А на следующий день было 1 сентября, и он с радостью пошел в школу, больно ребят хотелось посмотреть. Когда приблизился к своему классу, почувствовал некоторую неловкость, не понимая, в чем, собственно, дело. Когда пожал руку крайнему, понял, он смотрелся среди сверстников, как мужик среди пацанов.

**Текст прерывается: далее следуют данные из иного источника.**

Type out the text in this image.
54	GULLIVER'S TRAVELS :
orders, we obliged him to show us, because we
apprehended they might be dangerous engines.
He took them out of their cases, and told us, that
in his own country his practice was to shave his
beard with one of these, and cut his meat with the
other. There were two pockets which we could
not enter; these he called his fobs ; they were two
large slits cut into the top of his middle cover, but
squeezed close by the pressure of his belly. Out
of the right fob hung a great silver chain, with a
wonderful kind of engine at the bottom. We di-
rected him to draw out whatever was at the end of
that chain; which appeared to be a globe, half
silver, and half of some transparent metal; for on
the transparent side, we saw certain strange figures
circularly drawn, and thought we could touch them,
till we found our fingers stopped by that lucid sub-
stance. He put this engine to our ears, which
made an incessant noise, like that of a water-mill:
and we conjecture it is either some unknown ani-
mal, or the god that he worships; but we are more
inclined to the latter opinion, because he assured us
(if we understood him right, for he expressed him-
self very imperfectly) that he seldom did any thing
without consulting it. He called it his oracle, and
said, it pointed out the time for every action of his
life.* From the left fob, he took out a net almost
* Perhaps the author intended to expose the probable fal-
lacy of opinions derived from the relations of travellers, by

Кто-то из девчонок пискнул:

– Девчонки, гляньте, это же Авилов.

Он схватил девушку за талию, поднял на уровень своего лица, скорчил рожу. Она казалась куклой в руках взрослого человека, отчаянно покраснев, прошептала:

– Поставь на землю, пожалуйста.

Он поставил девушку на ноги, оглянулся на притихший класс и увидел, что он выше всех на полголовы, главное же не в росте, он за лето возмужал и огрубел, с лица пропал персиковый налет, раздались плечи, стали широкими и мозолистыми ладони. Особенно он это ощущал, когда здоровался, ребята пытались его руку стиснуть, девушки протягивали пальчики опасливо.

– Ты где был-то? – спросил староста. – В колхозе, что ли, работал?

– Работал, – ответил Авилов, пожимая плечами.

Отношение в классе к нему резко изменилось. Ребята не подшучивали над его именем, а девчонки, с которыми он проучился столько лет, начали сторониться, одна чуть было не призналась в любви.

Восьмой класс пролетел незаметно. В начале лета у него произошла первая стычка с отцом. Тот, как обычно, напившись, начал ругаться с матерью. Сид миролюбиво сказал, мол, хватит собачиться.

– Замолчи, а то я тебе…

– Что ты мне? Ну, что? Хлеба не дашь? Да я уже подсобным в лавку устроился, заработаю. А мать не обижай, а не то я тебе морду набью.

Начался обычный разговор, как ты, выродок, с отцом разговариваешь! Батя сына толкнул, да по пьянке попал в лицо. Сид, хоть и занимался боксом любительски, но врезал отцу по животу так, что мужик скорчился на полу и пролежал несколько часов. Он собрал свои нехитрые пожитки и ушел из дома.

Улица узнала мгновенно. Вечером на чердаке, где он обосновался, устроили пьянку. Сам Авилов не пил, он вообще в рот не брал спиртного, что его спасло от КПЗ, так как попозже заявился участковый, они в те годы существовали и даже знали, что у них на участке творится.

Они с дядей Толей дошли до отделения, от начальства дежурил зам по паспортной работе, выпили чайку, потолковали. Авилов узнал, как имя сменить, майор обещал устроить на работу с общежитием. Самое смешное, что через два дня парень уже вкалывал в литейном цехе маленького заводика неподалеку. А через месяц его поставили в токарный учеником. А так как мастер был головастый, но запойный, то еще через месяц Авилов уже сам на станке вкалывал, не Бог весть, что умел, но по сравнению с пьющим народом очень даже неплохо выглядел.